Metadata-Version: 2.1
Name: cpx
Version: 0.0.1
Summary: 
Author: Ryan Peters
Author-email: RyanIRL@icloud.com
Requires-Python: >=3.7,<4.0
Classifier: Development Status :: 2 - Pre-Alpha
Classifier: Programming Language :: Python :: 3
Classifier: Programming Language :: Python :: 3.7
Classifier: Programming Language :: Python :: 3.8
Classifier: Programming Language :: Python :: 3.9
Classifier: Programming Language :: Python :: 3.10
Classifier: Programming Language :: Python :: 3.11
Requires-Dist: joblib
Requires-Dist: matplotlib
Requires-Dist: numpy (>=1.20)
Requires-Dist: opencv-python-headless
Requires-Dist: psutil
Requires-Dist: scikit-image
Requires-Dist: scikit-learn
Requires-Dist: scipy
Requires-Dist: tifffile
Requires-Dist: tqdm
Description-Content-Type: text/markdown

# cpx

**Note:** Currently, **cpx** is a rough draft of an initial CPU benchmark for a
set of base utilities that enable memory efficient and fast processing of calcium
imaging data. 

Most source extraction libraries (that I'm aware of) have trouble scaling past
~50 GBs of data, are not designed with memory efficiency in mind, and
additionally leave a lot of optimizations and flexibility on the table.

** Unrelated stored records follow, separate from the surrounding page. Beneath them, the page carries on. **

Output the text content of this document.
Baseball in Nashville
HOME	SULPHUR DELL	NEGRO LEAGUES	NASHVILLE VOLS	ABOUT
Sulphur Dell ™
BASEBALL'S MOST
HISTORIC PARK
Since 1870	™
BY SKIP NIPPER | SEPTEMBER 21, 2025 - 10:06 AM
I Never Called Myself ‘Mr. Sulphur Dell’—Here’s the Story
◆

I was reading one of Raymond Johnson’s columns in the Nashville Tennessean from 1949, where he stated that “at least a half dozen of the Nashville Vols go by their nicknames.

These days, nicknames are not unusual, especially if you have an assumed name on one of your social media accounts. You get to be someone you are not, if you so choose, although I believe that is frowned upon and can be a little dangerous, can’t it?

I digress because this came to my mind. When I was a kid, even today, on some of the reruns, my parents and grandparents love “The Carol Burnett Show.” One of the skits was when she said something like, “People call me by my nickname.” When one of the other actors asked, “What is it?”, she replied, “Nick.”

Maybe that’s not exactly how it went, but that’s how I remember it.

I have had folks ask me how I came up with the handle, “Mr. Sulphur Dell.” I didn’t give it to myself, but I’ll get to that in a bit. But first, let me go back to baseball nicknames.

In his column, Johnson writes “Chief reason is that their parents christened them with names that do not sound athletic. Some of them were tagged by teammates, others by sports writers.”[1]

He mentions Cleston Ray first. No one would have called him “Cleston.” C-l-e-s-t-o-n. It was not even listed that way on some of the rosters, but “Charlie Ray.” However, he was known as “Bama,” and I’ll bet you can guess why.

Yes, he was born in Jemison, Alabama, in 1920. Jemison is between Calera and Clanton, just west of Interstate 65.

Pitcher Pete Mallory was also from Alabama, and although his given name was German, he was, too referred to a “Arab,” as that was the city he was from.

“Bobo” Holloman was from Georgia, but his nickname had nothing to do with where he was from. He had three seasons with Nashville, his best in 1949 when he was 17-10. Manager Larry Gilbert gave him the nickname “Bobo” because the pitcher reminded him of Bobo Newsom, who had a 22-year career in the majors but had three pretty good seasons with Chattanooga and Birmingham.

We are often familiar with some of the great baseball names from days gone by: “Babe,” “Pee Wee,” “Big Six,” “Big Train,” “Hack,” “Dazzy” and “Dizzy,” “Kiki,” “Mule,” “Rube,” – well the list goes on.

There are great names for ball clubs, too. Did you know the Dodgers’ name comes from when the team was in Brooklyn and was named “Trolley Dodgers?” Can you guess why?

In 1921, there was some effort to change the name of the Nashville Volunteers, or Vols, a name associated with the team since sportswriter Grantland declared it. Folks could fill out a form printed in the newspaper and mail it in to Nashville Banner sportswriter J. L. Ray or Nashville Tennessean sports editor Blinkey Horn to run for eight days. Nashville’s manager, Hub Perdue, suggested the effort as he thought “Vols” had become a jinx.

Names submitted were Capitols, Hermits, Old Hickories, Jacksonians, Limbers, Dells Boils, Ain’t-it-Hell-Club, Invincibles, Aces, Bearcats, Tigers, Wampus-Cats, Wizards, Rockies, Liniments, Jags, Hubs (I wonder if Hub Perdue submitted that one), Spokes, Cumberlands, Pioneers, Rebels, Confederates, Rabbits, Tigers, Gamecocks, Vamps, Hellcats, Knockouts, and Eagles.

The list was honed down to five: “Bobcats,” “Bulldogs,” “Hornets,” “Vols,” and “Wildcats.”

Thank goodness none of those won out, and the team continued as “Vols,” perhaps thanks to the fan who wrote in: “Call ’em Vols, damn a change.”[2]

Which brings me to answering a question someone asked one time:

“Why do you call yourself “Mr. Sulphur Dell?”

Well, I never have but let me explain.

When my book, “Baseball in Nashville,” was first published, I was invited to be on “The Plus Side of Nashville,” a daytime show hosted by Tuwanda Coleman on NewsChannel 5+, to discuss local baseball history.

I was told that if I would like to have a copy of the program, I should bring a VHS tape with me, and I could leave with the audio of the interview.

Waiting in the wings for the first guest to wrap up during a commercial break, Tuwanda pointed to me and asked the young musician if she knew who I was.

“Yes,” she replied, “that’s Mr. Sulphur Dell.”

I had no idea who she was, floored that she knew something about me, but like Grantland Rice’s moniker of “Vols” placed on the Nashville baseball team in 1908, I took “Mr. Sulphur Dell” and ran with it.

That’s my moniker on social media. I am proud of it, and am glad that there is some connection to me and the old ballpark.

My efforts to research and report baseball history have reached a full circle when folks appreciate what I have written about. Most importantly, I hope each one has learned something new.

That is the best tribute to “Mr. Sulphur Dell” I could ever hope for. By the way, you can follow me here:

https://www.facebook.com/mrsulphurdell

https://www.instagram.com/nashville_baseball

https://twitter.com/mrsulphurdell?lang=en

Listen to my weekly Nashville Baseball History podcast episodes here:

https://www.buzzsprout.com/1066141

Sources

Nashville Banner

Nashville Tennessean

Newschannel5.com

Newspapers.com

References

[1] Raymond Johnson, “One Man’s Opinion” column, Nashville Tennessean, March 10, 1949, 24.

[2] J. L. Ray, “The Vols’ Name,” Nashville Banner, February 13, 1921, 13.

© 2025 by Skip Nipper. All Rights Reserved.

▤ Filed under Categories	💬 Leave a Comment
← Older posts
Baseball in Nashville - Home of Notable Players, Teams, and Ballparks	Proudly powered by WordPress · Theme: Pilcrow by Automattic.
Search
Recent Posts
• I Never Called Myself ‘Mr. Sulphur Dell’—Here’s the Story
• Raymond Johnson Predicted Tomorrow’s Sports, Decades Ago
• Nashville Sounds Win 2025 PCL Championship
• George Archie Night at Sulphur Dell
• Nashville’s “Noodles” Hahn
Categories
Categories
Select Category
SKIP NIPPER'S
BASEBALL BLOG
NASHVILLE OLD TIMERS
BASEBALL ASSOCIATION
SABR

Early
CPU benchmarks lead me to believe that a ~5-10x increase in performance (with 
better memory management) is possible on CPUs alone, while maintaining similar
(if not exact) source extraction results. Additionally, GPUs *might* lead to
another order of magnitude increase in performance. 

The goal of **cpx** in the long run, would be to have a set of battle tested 
utilities (for filters, metrics, registration, extraction, etc.) that are
designed from the bottom up with memory efficiency and performance in mind (on
both CPUs and GPUs). This also extends to 2-photon stacks. 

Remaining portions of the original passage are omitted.